Speaking to the press during the monthly Governor Meets The Press conference at Phuket Provincial Hall yesterday, Mr Watcharin explained, “In total, only seven people from the Kamala Beach area have applied.”
However, Mr Watcharin did not clarify how many had been actually hired by the PPAO.
Meanwhile, The Phuket News has independently verified that several former lifeguards at Kamala with years of experience of conducting surf safety patrols and rescues had applied to the PPAO – and been turned away.
“But we are increasing the number of positions available for the lifeguard training from 150 to 230 positions available,” Mr Watcharin noted.
“I want to double the number of lifeguards on Phuket’s beaches,” he added.
The training, to be conducted by Royal Thai Navy personnel, is now open to all people, not just officials as previously announced last week (see story here), Mr Watcharin yesterday clarified.
Asked how many officials had been signed up for the training, Mr Watcharin said, “I have no idea, yet. The deadline for registration is Oct 12 (tomorrow).”
Regardless, Mr Watcharin assured those who completed the training “would be ready to work effectively” as lifeguards.
“This is only until we draft a new contract (a government tender for a private contractor to provide lifeguard services) and open it to bids in about two or three months,” he added.
However, it was not mentioned that only last Thursday (Oct 5) 29-year-old Chinese tourist Sa Gnan drowned at Karon Beach despite local Civil Defense Volunteers patrolling the beach that day. (See story here.)
Challenged on the failure of officials to turn up for beach patrol duty last Sunday, Mr Watcharin yesterday blurted that local municipalities and other local authorities were suddenly responsible for ensuring lifeguards remain on Phuket’s beaches while dangerous surf conditions continue for at least the next month.
The point was raised after he was asked why a Filipino man had to be rescued by local residents as officials had failed to turn up for beach patrol duty at Bang Tao Beach last Sunday. (See story here).
“Bang Tao Beach is the responsibility of the Cherng Talay OrBorTor [Tambon Administration Organisation]. They must find the officials and volunteers to take care of tourists by themselves.
“It is OrBorTor’s job to look after each beach for now,” he said.
Yet Mr Watcharin stumbled to explain, “But at other beaches… such as Surin Beach, has six officials assigned there.
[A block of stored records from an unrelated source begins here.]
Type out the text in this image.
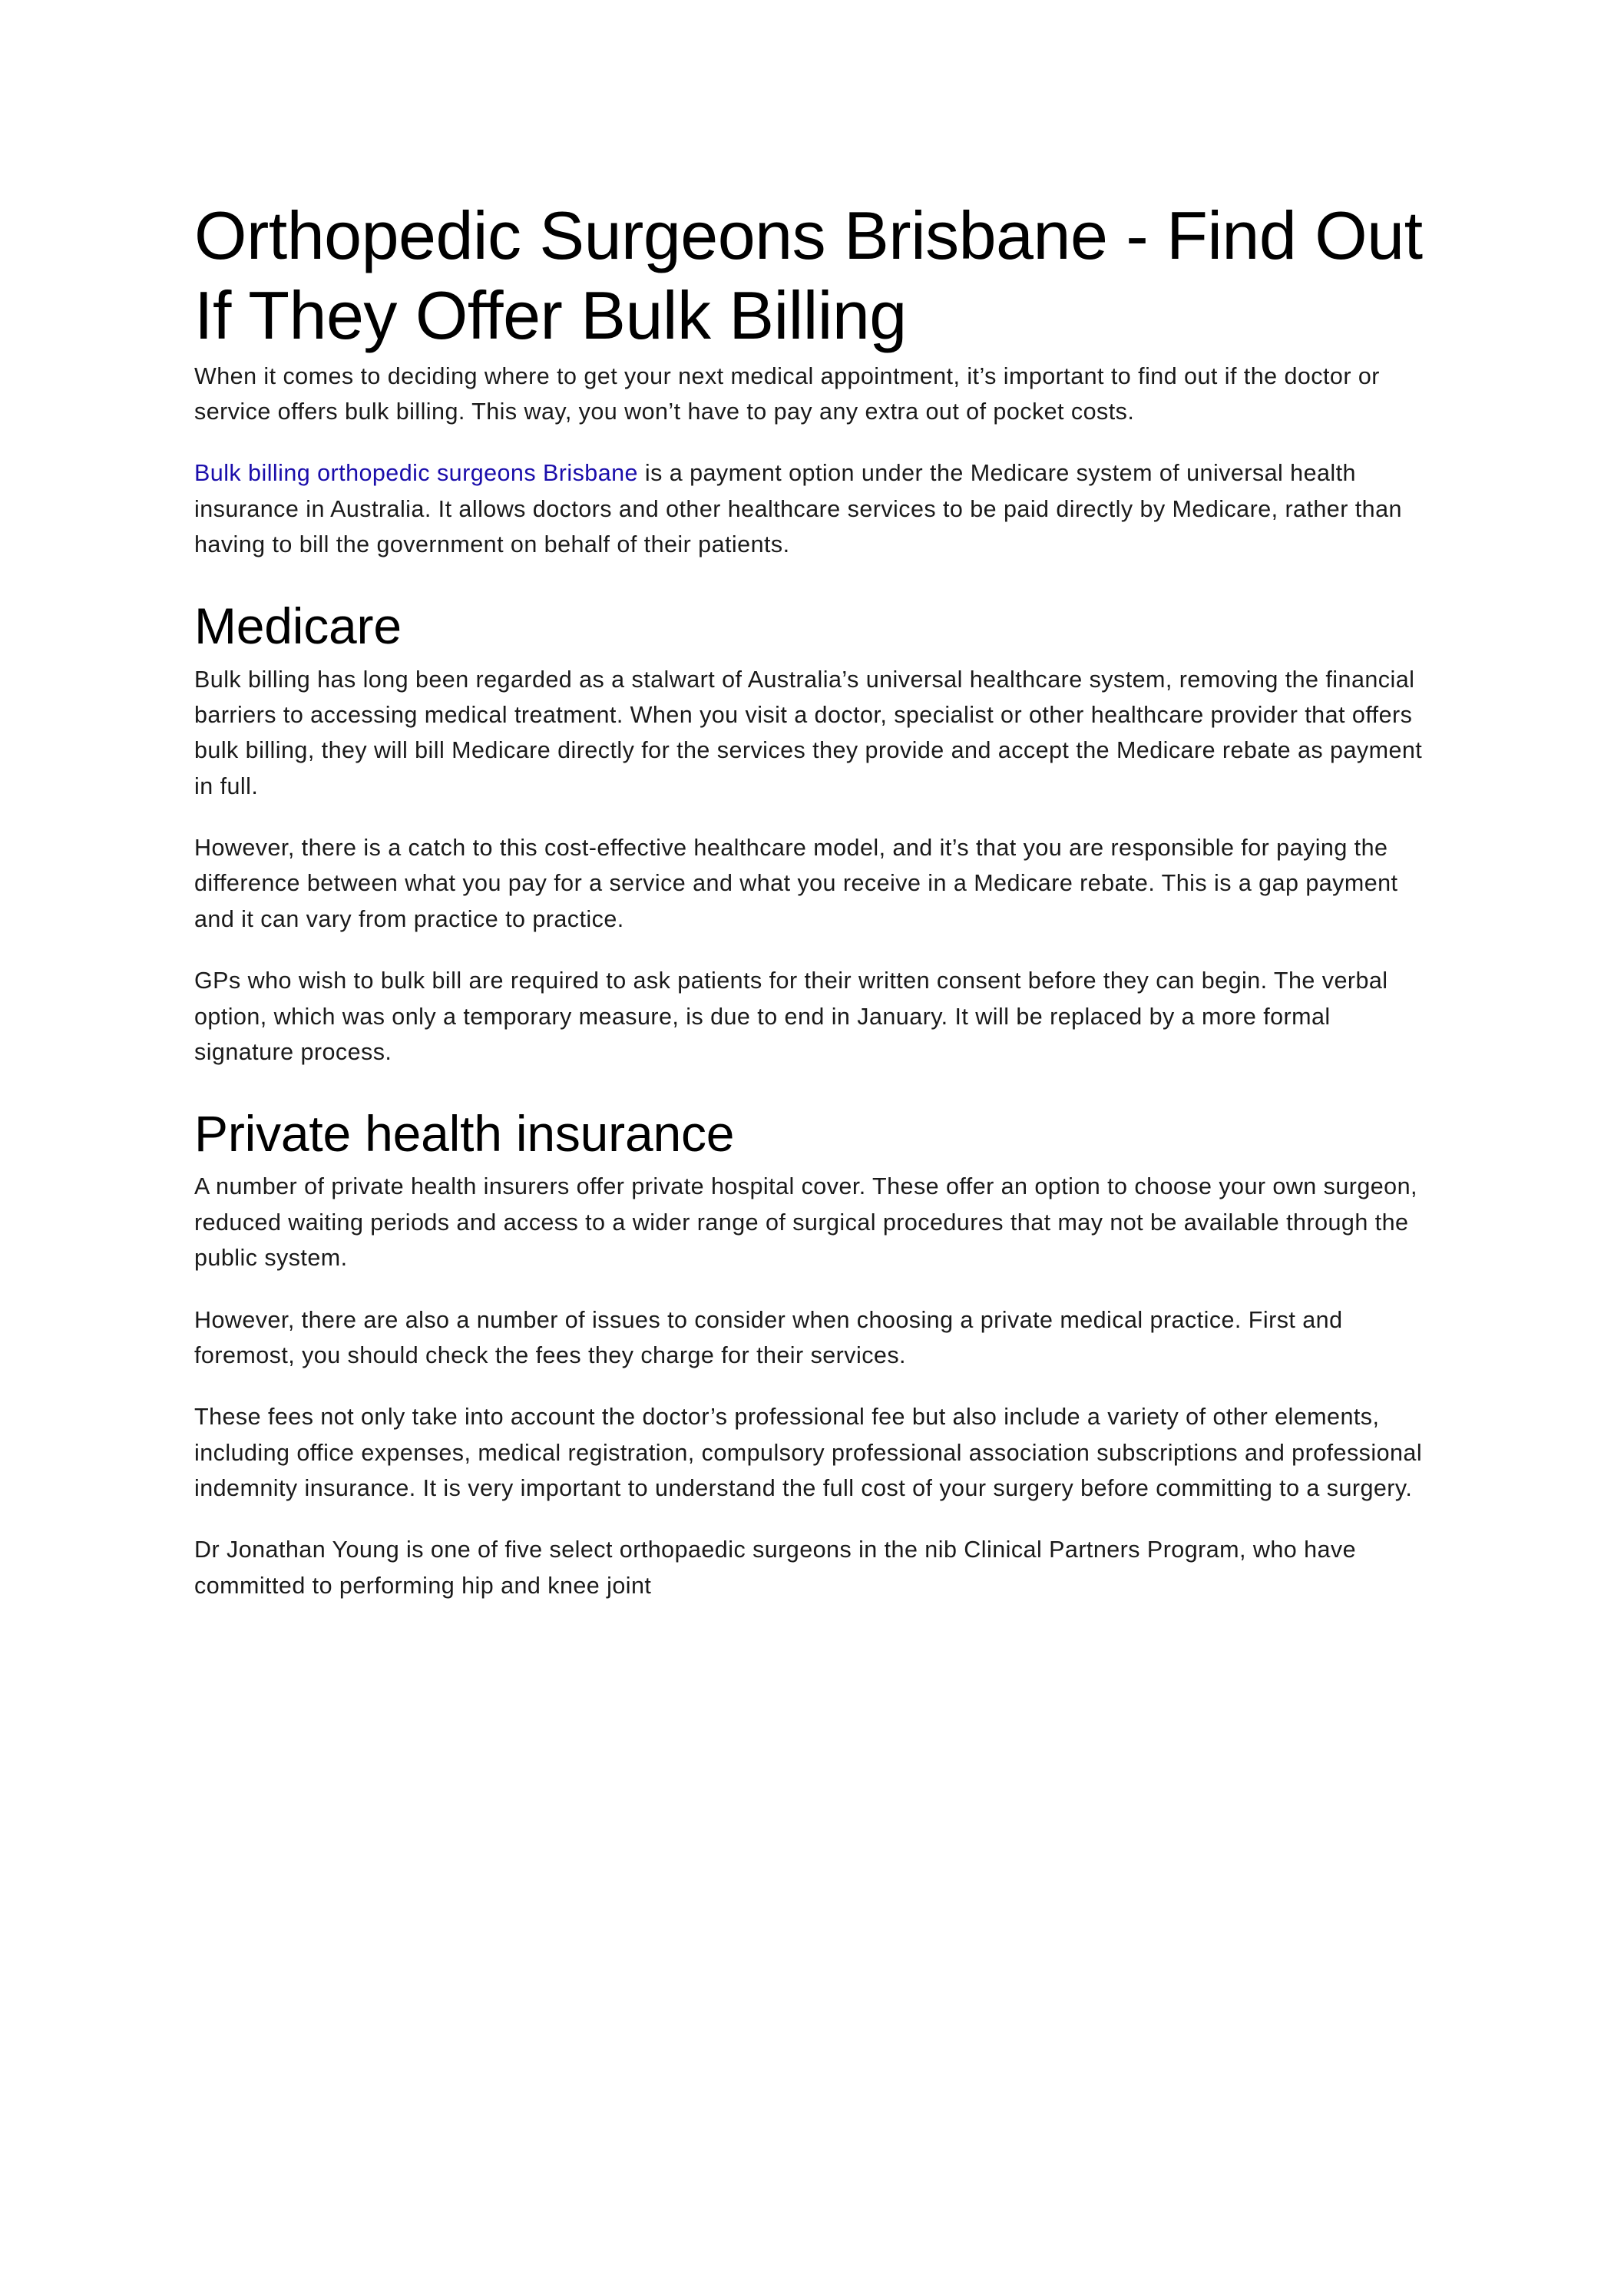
Orthopedic Surgeons Brisbane - Find Out If They Offer Bulk Billing

When it comes to deciding where to get your next medical appointment, it’s important to find out if the doctor or service offers bulk billing. This way, you won’t have to pay any extra out of pocket costs.

Bulk billing orthopedic surgeons Brisbane is a payment option under the Medicare system of universal health insurance in Australia. It allows doctors and other healthcare services to be paid directly by Medicare, rather than having to bill the government on behalf of their patients.

Medicare

Bulk billing has long been regarded as a stalwart of Australia’s universal healthcare system, removing the financial barriers to accessing medical treatment. When you visit a doctor, specialist or other healthcare provider that offers bulk billing, they will bill Medicare directly for the services they provide and accept the Medicare rebate as payment in full.

However, there is a catch to this cost-effective healthcare model, and it’s that you are responsible for paying the difference between what you pay for a service and what you receive in a Medicare rebate. This is a gap payment and it can vary from practice to practice.

GPs who wish to bulk bill are required to ask patients for their written consent before they can begin. The verbal option, which was only a temporary measure, is due to end in January. It will be replaced by a more formal signature process.

Private health insurance

A number of private health insurers offer private hospital cover. These offer an option to choose your own surgeon, reduced waiting periods and access to a wider range of surgical procedures that may not be available through the public system.

However, there are also a number of issues to consider when choosing a private medical practice. First and foremost, you should check the fees they charge for their services.

These fees not only take into account the doctor’s professional fee but also include a variety of other elements, including office expenses, medical registration, compulsory professional association subscriptions and professional indemnity insurance. It is very important to understand the full cost of your surgery before committing to a surgery.

Dr Jonathan Young is one of five select orthopaedic surgeons in the nib Clinical Partners Program, who have committed to performing hip and knee joint
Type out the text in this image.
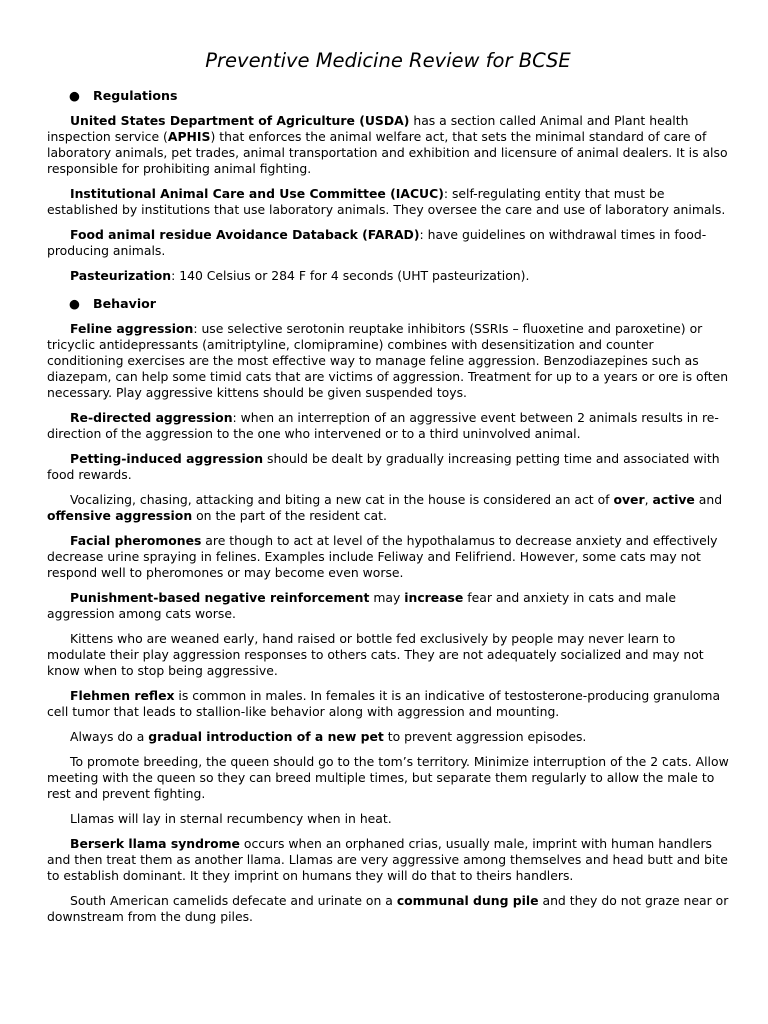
Preventive Medicine Review for BCSE
● Regulations

United States Department of Agriculture (USDA) has a section called Animal and Plant health inspection service (APHIS) that enforces the animal welfare act, that sets the minimal standard of care of laboratory animals, pet trades, animal transportation and exhibition and licensure of animal dealers. It is also responsible for prohibiting animal fighting.

Institutional Animal Care and Use Committee (IACUC): self-regulating entity that must be established by institutions that use laboratory animals. They oversee the care and use of laboratory animals.

Food animal residue Avoidance Databack (FARAD): have guidelines on withdrawal times in food-producing animals.

Pasteurization: 140 Celsius or 284 F for 4 seconds (UHT pasteurization).

● Behavior

Feline aggression: use selective serotonin reuptake inhibitors (SSRIs – fluoxetine and paroxetine) or tricyclic antidepressants (amitriptyline, clomipramine) combines with desensitization and counter conditioning exercises are the most effective way to manage feline aggression. Benzodiazepines such as diazepam, can help some timid cats that are victims of aggression. Treatment for up to a years or ore is often necessary. Play aggressive kittens should be given suspended toys.

Re-directed aggression: when an interreption of an aggressive event between 2 animals results in re-direction of the aggression to the one who intervened or to a third uninvolved animal.

Petting-induced aggression should be dealt by gradually increasing petting time and associated with food rewards.

Vocalizing, chasing, attacking and biting a new cat in the house is considered an act of over, active and offensive aggression on the part of the resident cat.

Facial pheromones are though to act at level of the hypothalamus to decrease anxiety and effectively decrease urine spraying in felines. Examples include Feliway and Felifriend. However, some cats may not respond well to pheromones or may become even worse.

Punishment-based negative reinforcement may increase fear and anxiety in cats and male aggression among cats worse.

Kittens who are weaned early, hand raised or bottle fed exclusively by people may never learn to modulate their play aggression responses to others cats. They are not adequately socialized and may not know when to stop being aggressive.

Flehmen reflex is common in males. In females it is an indicative of testosterone-producing granuloma cell tumor that leads to stallion-like behavior along with aggression and mounting.

Always do a gradual introduction of a new pet to prevent aggression episodes.

To promote breeding, the queen should go to the tom’s territory. Minimize interruption of the 2 cats. Allow meeting with the queen so they can breed multiple times, but separate them regularly to allow the male to rest and prevent fighting.

Llamas will lay in sternal recumbency when in heat.

Berserk llama syndrome occurs when an orphaned crias, usually male, imprint with human handlers and then treat them as another llama. Llamas are very aggressive among themselves and head butt and bite to establish dominant. It they imprint on humans they will do that to theirs handlers.

South American camelids defecate and urinate on a communal dung pile and they do not graze near or downstream from the dung piles.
Other beaches are currently being taking care of by officials from each local organisation.”
Mr Watcharin failed to mention that Surin Beach was currently being patrolled by lifeguards from the Surin-BangTao Surf Lifesaving Club, whose members continue to have lifeguards posted a specific locations at Surin, Bang Tao and Layan beaches for free for fear of tourists’ safety.
He also did not mention that the two officials who failed to turn up for duty last Sunday did in fact turn up the next day, only highlighting the gap between what the PPAO understands the current situation is compared with the reality on Phuket’s beaches.
The PPAO might want to note that The Phuket News this morning was informed by lifeguards at Surin Beach that some of their members must now seek paid employment as they can no longer afford to spend their days patrolling the beaches for free. “They are running out of money and they have families to feed,” one lifeguard said.
Mr Watchrin yesterday confirming that the responsibility of providing lifeguards at the beaches had now been dumped onto local authorities follows the local mayors last week calling to take up the mantle themselves – but with PPAO budget support. (See story here.)
That call went unanswered last week. Mr Watcharin said nothing of budget support yesterday.